Afgelopen zaterdag was het weer eens tijd voor de partijraad. Uiteraard zo vlak na 22 november een uitgebreide terugblik op de campagne en de uitslag. Er was een eerste evaluatie gemaakt door het campagneteam, die er kort gezegd op neerkomt dat, hoewel we balen van het verlies van één zetel, er toch een goede campagne is gevoerd. Voor een deel ben ik het daar zeker mee eens. De campagne was ten opzichte van de opgeheven vinger en de soms wat zure toon van vroeger, opgewekt en fris. Ook heeft Femke enorm hard gewerkt en veel (media)aandacht gekregen, niets dan lof!

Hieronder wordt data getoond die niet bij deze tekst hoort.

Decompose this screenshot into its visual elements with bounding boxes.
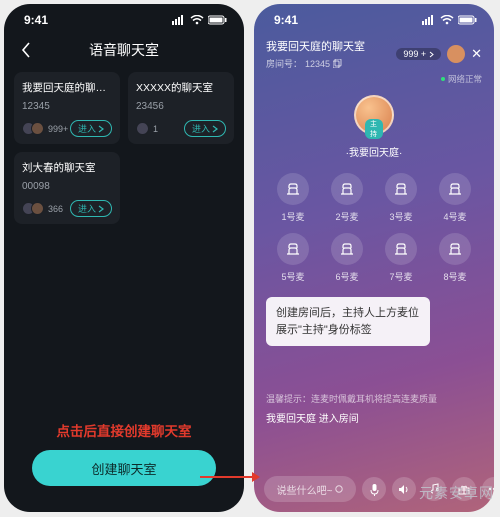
emoji-icon: [335, 485, 343, 493]
avatar-stack: [136, 122, 149, 135]
seat-empty-icon: [331, 233, 363, 265]
host-badge: 主持: [365, 119, 383, 139]
seat-empty-icon: [277, 173, 309, 205]
seat[interactable]: 4号麦: [430, 173, 480, 223]
room-card[interactable]: 我要回天庭的聊天室 12345 999+ 进入: [14, 72, 120, 144]
status-icons: [422, 15, 478, 25]
seat[interactable]: 6号麦: [322, 233, 372, 283]
status-icons: [172, 15, 228, 25]
status-time: 9:41: [24, 13, 48, 27]
status-bar: 9:41: [4, 4, 244, 36]
room-code: 12345: [22, 101, 112, 112]
enter-button[interactable]: 进入: [70, 200, 112, 217]
room-name: 我要回天庭的聊天室: [22, 80, 112, 95]
status-time: 9:41: [274, 13, 298, 27]
create-hint: 点击后直接创建聊天室: [4, 420, 244, 440]
tip-bubble: 创建房间后，主持人上方麦位 展示"主持"身份标签: [266, 297, 430, 346]
avatar-stack: [22, 122, 44, 135]
copy-icon[interactable]: [333, 59, 342, 68]
phone-room-list: 9:41 语音聊天室 我要回天庭的聊天室 12345 999+ 进入: [4, 4, 244, 512]
signal-icon: [172, 15, 186, 25]
mic-button[interactable]: [362, 477, 386, 501]
bottom-bar: 说些什么吧~: [254, 476, 494, 502]
status-bar: 9:41: [254, 4, 494, 36]
signal-icon: [422, 15, 436, 25]
member-count: 999+: [48, 124, 68, 134]
seat[interactable]: 3号麦: [376, 173, 426, 223]
member-count: 366: [48, 204, 63, 214]
battery-icon: [458, 15, 478, 25]
room-id: 房间号：12345: [266, 57, 365, 70]
enter-button[interactable]: 进入: [70, 120, 112, 137]
avatar[interactable]: [447, 45, 465, 63]
room-card[interactable]: XXXXX的聊天室 23456 1 进入: [128, 72, 234, 144]
seat[interactable]: 5号麦: [268, 233, 318, 283]
seat[interactable]: 7号麦: [376, 233, 426, 283]
speaker-button[interactable]: [392, 477, 416, 501]
room-code: 00098: [22, 181, 112, 192]
room-name: XXXXX的聊天室: [136, 80, 226, 95]
room-title: 我要回天庭的聊天室: [266, 38, 365, 54]
seat-empty-icon: [331, 173, 363, 205]
seat[interactable]: 2号麦: [322, 173, 372, 223]
seat-empty-icon: [385, 173, 417, 205]
room-header: 我要回天庭的聊天室 房间号：12345 999 + ✕ 网络正常: [254, 36, 494, 85]
room-card-list: 我要回天庭的聊天室 12345 999+ 进入 XXXXX的聊天室 23456 …: [4, 68, 244, 228]
seat-empty-icon: [439, 173, 471, 205]
seat[interactable]: 8号麦: [430, 233, 480, 283]
music-button[interactable]: [422, 477, 446, 501]
wifi-icon: [190, 15, 204, 25]
page-title: 语音聊天室: [16, 40, 232, 60]
battery-icon: [208, 15, 228, 25]
seat-empty-icon: [439, 233, 471, 265]
member-count-pill[interactable]: 999 +: [396, 48, 441, 60]
title-bar: 语音聊天室: [4, 36, 244, 68]
system-message: 我要回天庭 进入房间: [266, 410, 482, 425]
phone-room-detail: 9:41 我要回天庭的聊天室 房间号：12345 999 +: [254, 4, 494, 512]
close-icon[interactable]: ✕: [471, 46, 482, 62]
chat-input[interactable]: 说些什么吧~: [264, 476, 356, 502]
gift-button[interactable]: [452, 477, 476, 501]
network-status: 网络正常: [266, 73, 482, 85]
annotation-arrow: [198, 470, 260, 484]
more-button[interactable]: [482, 477, 494, 501]
seat-empty-icon: [385, 233, 417, 265]
room-code: 23456: [136, 101, 226, 112]
seat-grid: 1号麦 2号麦 3号麦 4号麦 5号麦 6号麦 7号麦 8号麦: [254, 159, 494, 283]
avatar-stack: [22, 202, 44, 215]
seat-empty-icon: [277, 233, 309, 265]
warm-tip: 温馨提示：连麦时佩戴耳机将提高连麦质量: [266, 392, 482, 405]
host-name: ·我要回天庭·: [346, 144, 403, 159]
enter-button[interactable]: 进入: [184, 120, 226, 137]
wifi-icon: [440, 15, 454, 25]
room-card[interactable]: 刘大春的聊天室 00098 366 进入: [14, 152, 120, 224]
member-count: 1: [153, 124, 158, 134]
create-room-button[interactable]: 创建聊天室: [32, 450, 216, 486]
host-seat[interactable]: 主持 ·我要回天庭·: [254, 95, 494, 159]
host-avatar: 主持: [354, 95, 394, 135]
seat[interactable]: 1号麦: [268, 173, 318, 223]
room-name: 刘大春的聊天室: [22, 160, 112, 175]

Maar het blijft toch een merkwaardig soort redenering. Eigenlijk zegt zo’n evaluatie: hoewel de campagne prima was hebben we geen goed resultaat gehaald. "De peilingen waren immers nog veel slechter, zonder deze campagne hadden we er vijf gehad." Dat is echt een drogredenering. Natuurlijk is het waar dat vele andere factoren dan je eigen campagne bijdragen aan het resultaat, dus ook bij negen zetels had je geen verregaande conclusies kunnen trekken. Maar allereerst klopt de bewering over de peilingen gewoon niet: de Politieke Barometer (die het dichtst bij de einduitslag kwam) gaf GroenLinks sinds de val van het kabinet op een totaal van ruim 25 peilingen slechts één keer vijf zetels. Daar staan 4x 8 zetels en 10x 7 zetels tegenover. Daarnaast vind ik niet een willekeurige peiling maar het enige reeële cijfer waar je de uitslag tegen af zou moeten zetten de Kameruitslag van de vorige keer en ten opzichte daarvan is er opnieuw verlies. Dan is de ‘permanente’ campagne sinds 2003 – Linkse Lente, oppositie tegen Balkenende – gewoon niet geslaagd.
GroenLinks zit bovendien met twee lastige problemen bij verkiezingen die voor een belangrijk deel gaan om getting out the vote. We zijn in deze verkiezingen 50% (!) kwijtgeraakt van de mensen die in 2003 op ons hebben gestem. Bovendien hebben we een relatief grote aanhang onder 18-24 jarigen en een relatief lage aanhang onder 55+. Laat nou net de eerste groep een lage opkomst vertonen, terwijl de laatste groep juist bovengemiddeld naar de stembus gaat. De juichtoon in de evaluatie over alle nieuwe groepen kiezers die we hebben bereikt heeft duidelijk ook een keerzijde. Misschien kom ik op dit Binblog nog wel eens terug op de vraag wat dat betekent voor de groei-ambities van GroenLinks.
’s Middags mocht ik zelf de vergadering voorzitten, wat naar mijn idee best aardig ging. We hadden alleen wat te weinig tijd ingeruimd voor het bestuur (bleek achteraf) en misschien daarom wel werd om onduidelijke redenen een onschuldig voorstel om de kandidatenlijst voor de Eerste Kamer in te korten verworpen. Zoals Paul terecht schreef, de partijraad wil wel eens narrig en dwars zijn. De rest van de middag met plezier geluisterd naar senator Leo Platvoet over het middenbestuur en zeker naar Europarlementariër Joost Lagendijk met een fraai genuanceerd betoog over de toetreding van Turkije en de Armeens kwestie.